Lesson for GirlDads:
Winning is raising a daughter who can say, “I’m embracing the life God has given me, and I choose to inspire those around me by stepping into my unique gifts and calling.”
What They Did Well — And What They Learned
What they did well:
Early belief and investment
Courage to pursue excellence
Pride without public hostility during hard seasons
Willingness to evolve the relationship
What they didn’t do perfectly:
Over-involvement blurred boundaries
Intensity sometimes overshadowed childhood normalcy
Communication gaps created hurt
But here’s the hope-filled truth: Perfection isn’t required to raise a strong daughter; growth is.
Dad, you’re in good company with every dad when you acknowledge that you will misstep. You will push too hard sometimes or not hard enough at others.
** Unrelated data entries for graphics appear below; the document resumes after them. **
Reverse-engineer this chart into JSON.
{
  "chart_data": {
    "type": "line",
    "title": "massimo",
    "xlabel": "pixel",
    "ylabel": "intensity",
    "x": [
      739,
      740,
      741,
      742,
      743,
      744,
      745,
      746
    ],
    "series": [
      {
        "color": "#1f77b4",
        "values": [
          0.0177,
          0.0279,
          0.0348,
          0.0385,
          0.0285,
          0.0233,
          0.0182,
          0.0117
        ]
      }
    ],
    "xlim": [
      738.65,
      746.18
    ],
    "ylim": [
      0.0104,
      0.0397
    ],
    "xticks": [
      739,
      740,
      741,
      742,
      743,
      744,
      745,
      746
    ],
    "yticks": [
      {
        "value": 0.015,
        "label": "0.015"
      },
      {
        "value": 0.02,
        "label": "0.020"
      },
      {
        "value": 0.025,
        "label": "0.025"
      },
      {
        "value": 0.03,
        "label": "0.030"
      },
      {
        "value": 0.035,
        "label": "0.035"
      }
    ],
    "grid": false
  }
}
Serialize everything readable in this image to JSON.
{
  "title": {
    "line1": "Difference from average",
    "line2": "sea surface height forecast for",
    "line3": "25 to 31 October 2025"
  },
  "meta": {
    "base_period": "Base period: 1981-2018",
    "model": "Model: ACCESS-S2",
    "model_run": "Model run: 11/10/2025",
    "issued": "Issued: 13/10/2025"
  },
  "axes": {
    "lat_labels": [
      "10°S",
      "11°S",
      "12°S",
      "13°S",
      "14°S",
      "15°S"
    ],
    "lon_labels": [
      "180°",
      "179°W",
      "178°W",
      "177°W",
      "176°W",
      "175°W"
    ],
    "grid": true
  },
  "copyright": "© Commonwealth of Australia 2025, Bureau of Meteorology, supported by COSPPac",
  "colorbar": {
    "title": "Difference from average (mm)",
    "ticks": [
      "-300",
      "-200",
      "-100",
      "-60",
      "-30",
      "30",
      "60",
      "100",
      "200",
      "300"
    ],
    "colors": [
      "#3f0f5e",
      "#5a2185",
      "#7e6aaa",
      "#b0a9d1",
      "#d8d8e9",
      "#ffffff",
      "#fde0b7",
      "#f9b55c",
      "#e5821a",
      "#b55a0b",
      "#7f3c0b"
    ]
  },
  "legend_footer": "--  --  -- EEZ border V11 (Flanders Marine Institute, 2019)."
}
The goal is not flawless fatherhood. The goal is responsive fatherhood — listening, adjusting, and loving through change.
So when your daughter dares to chase a dream that feels bigger than her age, her size, or even her sport, she doesn’t just need talent. She needs a dad who knows when to lean in and when to let go, a dad who celebrates her victories and losses while communicating unconditional love throughout the process.
This is what it looks like to be a gold-winning GirlDad!